The remainder of the paper is organized as follows. In the next section we give a short overview of the basic fuzzy c-means algorithm and the methods for adapting FCM to incomplete data. In Sect. 3 we describe our idea for missing values imputation using the dimension-wise fuzzy variance of clusters and present the modified FCM algorithm. The evaluation results of our method and the comparison with the basic approach are presented in Sect. 4. In Sect. 5 we close the paper with a short summary and the discussion of future research.
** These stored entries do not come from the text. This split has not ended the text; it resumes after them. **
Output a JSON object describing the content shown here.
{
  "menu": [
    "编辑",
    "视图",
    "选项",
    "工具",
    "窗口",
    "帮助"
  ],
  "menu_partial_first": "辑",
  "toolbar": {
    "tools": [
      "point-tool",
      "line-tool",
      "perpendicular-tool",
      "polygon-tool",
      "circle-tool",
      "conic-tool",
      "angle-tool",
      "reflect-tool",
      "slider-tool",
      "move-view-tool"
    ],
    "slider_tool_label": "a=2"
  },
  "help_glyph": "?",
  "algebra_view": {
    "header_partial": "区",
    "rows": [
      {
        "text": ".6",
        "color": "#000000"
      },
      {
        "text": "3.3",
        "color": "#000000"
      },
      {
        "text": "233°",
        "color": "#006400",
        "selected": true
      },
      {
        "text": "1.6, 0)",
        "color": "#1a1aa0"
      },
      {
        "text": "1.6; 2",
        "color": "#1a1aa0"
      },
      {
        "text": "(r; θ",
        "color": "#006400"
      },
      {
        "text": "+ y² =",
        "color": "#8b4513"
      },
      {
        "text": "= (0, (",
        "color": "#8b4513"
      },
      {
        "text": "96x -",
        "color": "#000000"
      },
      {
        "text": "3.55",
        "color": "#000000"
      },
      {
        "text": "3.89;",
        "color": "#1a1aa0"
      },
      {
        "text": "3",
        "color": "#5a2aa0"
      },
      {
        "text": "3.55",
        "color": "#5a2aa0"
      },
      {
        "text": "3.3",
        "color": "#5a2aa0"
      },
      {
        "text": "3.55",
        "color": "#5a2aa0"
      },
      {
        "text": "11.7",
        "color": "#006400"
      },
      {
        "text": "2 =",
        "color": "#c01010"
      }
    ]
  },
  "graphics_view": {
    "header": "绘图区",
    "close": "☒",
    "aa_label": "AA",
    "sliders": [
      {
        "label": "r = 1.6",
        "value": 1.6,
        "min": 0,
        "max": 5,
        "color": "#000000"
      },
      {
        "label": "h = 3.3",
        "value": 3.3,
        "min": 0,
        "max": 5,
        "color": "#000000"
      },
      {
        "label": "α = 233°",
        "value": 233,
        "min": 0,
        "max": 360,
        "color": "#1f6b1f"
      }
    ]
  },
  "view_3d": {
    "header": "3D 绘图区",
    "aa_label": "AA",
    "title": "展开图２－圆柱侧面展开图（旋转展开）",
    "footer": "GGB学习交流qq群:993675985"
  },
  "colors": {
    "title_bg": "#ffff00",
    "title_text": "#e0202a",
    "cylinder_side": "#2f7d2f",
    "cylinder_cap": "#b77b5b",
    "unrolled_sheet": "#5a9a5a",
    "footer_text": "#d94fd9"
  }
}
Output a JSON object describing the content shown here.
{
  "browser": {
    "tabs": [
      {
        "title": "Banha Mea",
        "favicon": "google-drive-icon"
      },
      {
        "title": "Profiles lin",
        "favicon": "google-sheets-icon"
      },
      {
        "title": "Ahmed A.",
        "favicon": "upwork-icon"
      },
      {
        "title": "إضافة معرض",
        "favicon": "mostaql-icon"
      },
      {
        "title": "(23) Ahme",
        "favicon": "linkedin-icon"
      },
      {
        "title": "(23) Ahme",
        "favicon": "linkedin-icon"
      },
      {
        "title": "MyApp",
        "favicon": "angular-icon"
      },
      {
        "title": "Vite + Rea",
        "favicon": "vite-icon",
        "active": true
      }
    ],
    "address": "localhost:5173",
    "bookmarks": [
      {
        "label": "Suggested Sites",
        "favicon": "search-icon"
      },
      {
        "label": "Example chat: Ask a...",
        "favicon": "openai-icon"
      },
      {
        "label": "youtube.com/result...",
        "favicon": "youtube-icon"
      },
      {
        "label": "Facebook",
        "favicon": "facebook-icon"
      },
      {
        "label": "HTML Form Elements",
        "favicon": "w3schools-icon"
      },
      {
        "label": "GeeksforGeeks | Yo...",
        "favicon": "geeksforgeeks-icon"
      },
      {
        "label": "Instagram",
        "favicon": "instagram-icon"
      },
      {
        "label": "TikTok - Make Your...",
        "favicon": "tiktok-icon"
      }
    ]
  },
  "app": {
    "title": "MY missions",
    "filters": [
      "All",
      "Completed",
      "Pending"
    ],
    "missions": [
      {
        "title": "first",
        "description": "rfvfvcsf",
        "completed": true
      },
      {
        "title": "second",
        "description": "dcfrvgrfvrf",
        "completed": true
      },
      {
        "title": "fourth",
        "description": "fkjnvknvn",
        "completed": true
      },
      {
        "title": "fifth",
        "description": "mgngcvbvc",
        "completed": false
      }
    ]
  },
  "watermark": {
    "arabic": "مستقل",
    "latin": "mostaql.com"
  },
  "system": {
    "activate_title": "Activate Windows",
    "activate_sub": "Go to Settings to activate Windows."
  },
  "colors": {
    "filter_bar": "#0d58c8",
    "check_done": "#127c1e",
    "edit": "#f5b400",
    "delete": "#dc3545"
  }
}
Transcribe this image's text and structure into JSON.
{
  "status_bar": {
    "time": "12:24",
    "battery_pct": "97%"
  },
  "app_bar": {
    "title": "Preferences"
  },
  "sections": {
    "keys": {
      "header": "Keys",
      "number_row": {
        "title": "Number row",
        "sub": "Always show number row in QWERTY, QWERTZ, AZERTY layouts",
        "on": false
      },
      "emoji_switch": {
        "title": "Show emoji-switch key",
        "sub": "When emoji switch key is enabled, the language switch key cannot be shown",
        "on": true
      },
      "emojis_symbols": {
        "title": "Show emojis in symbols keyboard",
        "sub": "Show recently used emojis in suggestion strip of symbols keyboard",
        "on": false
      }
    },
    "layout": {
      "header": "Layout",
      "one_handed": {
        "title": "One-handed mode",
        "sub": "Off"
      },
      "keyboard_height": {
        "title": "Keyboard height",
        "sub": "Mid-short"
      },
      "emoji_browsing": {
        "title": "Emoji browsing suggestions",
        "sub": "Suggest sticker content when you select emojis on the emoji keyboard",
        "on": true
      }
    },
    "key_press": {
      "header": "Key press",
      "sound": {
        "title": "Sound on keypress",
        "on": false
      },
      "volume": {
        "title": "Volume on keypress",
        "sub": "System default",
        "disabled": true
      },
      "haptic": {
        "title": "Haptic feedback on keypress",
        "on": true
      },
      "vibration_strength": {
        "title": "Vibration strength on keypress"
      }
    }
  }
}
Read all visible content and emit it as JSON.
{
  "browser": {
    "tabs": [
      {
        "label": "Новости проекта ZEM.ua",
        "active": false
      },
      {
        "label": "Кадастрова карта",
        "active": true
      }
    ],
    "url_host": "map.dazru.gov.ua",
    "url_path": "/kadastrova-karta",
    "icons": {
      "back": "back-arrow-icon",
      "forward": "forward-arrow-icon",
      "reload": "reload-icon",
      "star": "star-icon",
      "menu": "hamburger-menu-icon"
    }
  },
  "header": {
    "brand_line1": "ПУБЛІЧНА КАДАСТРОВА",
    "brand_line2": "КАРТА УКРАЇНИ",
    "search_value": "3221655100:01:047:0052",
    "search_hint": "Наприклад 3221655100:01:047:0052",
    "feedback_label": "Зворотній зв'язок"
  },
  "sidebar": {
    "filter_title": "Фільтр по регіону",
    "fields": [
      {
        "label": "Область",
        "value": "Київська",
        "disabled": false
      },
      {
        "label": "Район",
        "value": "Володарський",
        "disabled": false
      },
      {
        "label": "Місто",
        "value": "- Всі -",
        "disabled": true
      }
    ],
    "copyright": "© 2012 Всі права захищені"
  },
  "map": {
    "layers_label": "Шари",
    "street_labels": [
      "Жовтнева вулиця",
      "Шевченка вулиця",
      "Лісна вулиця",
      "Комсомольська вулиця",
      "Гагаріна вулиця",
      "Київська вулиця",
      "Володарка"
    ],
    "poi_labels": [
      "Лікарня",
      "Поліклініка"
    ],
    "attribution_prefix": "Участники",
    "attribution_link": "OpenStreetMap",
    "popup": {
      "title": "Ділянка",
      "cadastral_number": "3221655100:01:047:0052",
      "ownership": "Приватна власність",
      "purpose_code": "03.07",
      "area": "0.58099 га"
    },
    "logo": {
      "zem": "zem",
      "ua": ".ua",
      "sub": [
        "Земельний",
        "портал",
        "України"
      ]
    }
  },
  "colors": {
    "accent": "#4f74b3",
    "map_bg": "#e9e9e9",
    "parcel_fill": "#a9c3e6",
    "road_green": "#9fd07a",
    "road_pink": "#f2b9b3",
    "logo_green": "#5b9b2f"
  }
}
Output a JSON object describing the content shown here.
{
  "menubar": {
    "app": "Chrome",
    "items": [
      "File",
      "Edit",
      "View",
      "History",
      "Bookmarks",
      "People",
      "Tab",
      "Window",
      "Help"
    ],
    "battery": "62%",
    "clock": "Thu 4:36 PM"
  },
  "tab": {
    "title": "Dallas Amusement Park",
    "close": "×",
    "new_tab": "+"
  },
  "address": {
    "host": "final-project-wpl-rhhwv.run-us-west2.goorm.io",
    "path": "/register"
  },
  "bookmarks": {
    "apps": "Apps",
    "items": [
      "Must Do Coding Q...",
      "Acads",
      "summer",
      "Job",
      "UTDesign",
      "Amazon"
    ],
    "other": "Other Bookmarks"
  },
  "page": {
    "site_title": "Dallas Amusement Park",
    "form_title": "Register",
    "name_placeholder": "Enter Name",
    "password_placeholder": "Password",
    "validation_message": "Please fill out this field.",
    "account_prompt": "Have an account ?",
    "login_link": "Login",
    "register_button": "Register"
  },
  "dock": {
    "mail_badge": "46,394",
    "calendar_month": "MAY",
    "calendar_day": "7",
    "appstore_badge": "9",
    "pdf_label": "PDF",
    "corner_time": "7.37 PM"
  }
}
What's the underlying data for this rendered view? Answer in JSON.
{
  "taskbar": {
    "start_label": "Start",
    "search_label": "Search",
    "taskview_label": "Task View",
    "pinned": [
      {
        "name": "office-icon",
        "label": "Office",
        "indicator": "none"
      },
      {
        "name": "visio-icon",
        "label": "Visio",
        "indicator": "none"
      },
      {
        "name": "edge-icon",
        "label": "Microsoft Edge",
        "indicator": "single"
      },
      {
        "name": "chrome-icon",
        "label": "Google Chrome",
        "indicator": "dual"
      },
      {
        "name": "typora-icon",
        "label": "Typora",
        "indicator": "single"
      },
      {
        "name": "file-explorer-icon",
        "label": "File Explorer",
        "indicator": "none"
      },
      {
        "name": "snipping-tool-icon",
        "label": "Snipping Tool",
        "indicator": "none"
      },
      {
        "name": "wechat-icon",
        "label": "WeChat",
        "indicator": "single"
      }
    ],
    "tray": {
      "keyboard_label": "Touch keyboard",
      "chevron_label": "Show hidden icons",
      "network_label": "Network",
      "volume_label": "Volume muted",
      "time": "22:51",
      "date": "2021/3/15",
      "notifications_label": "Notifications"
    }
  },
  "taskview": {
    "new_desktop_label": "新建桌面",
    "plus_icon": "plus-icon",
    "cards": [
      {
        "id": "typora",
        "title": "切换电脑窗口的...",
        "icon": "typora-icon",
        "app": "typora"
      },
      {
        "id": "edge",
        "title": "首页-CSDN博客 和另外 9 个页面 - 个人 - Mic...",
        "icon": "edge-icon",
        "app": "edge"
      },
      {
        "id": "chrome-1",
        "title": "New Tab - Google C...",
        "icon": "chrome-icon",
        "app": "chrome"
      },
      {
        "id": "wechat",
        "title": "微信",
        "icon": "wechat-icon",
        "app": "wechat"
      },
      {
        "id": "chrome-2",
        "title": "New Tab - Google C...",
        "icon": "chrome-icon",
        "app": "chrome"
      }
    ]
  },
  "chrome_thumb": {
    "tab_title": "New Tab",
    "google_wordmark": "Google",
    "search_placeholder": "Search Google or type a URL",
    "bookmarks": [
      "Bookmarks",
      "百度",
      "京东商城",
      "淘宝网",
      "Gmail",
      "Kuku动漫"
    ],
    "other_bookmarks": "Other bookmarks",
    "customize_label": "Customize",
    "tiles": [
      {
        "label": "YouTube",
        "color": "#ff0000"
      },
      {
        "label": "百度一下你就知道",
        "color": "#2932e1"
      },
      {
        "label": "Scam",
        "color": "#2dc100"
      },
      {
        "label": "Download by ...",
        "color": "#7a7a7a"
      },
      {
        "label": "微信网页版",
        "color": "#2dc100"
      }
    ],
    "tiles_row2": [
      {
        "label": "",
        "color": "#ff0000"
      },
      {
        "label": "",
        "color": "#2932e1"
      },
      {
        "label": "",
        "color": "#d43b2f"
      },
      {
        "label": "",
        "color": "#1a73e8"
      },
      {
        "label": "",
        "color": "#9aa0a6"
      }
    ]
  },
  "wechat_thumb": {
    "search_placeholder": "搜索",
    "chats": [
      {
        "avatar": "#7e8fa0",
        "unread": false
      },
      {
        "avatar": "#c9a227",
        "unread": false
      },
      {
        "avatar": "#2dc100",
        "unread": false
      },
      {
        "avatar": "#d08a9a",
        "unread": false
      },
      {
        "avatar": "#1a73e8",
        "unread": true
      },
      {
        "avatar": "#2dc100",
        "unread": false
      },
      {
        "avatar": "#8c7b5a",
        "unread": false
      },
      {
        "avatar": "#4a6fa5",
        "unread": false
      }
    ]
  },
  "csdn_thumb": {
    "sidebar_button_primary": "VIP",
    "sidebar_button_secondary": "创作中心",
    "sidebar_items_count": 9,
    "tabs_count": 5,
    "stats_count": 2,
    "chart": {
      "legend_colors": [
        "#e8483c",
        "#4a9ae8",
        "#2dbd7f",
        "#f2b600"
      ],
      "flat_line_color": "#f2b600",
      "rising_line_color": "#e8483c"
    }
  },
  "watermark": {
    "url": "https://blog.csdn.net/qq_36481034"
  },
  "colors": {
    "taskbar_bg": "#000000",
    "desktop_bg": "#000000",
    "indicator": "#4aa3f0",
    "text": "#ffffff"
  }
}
2 Approaches for Fuzzy Clustering of Incomplete Data

2.1 Fuzzy c-Means Algorithm (FCM)

The fuzzy c-means algorithm (FCM) is a well known clustering algorithm that partitions a given data set \(X = \{x_{1}, ..., x_{n}\}\) in a d-dimensional metric data space into c clusters that are represented by their cluster prototypes \(V = \{v_{1}, ..., v_{c}\}\). Unlike the k-means algorithm [7], which assigns each data object to exactly one cluster, fuzzy c-means algorithm assigns data items to clusters with membership degrees [8]. The membership degree \(u_{ik} \in [0,1]\) expresses the relative degree to which the data point \(x_{k}\) with \(1\le k\le n\) belongs to the cluster \(C_{i}\), \(1\le i\le c\). The objective function of the fuzzy c-means algorithm is defined as follows:

$$\begin{aligned} J_{m}(X, U, V) = \sum _{i=1}^{c} \sum _{k=1}^{n} u_{ik}^{m} \cdot d^{2}(v_{i}, x_{k})~. \end{aligned}$$
(1)

The similarity between the data items and the cluster prototypes is expressed by the squared distance function. The parameter m, \(m > 1\), is the fuzzification parameter which determines the vagueness of the resulting partitioning. The objective function of the fuzzy c-means algorithm is minimized using an alternating optimization (AO) scheme [8]. The objective function is alternately optimized over the membership degrees and the cluster prototypes in an iterative process.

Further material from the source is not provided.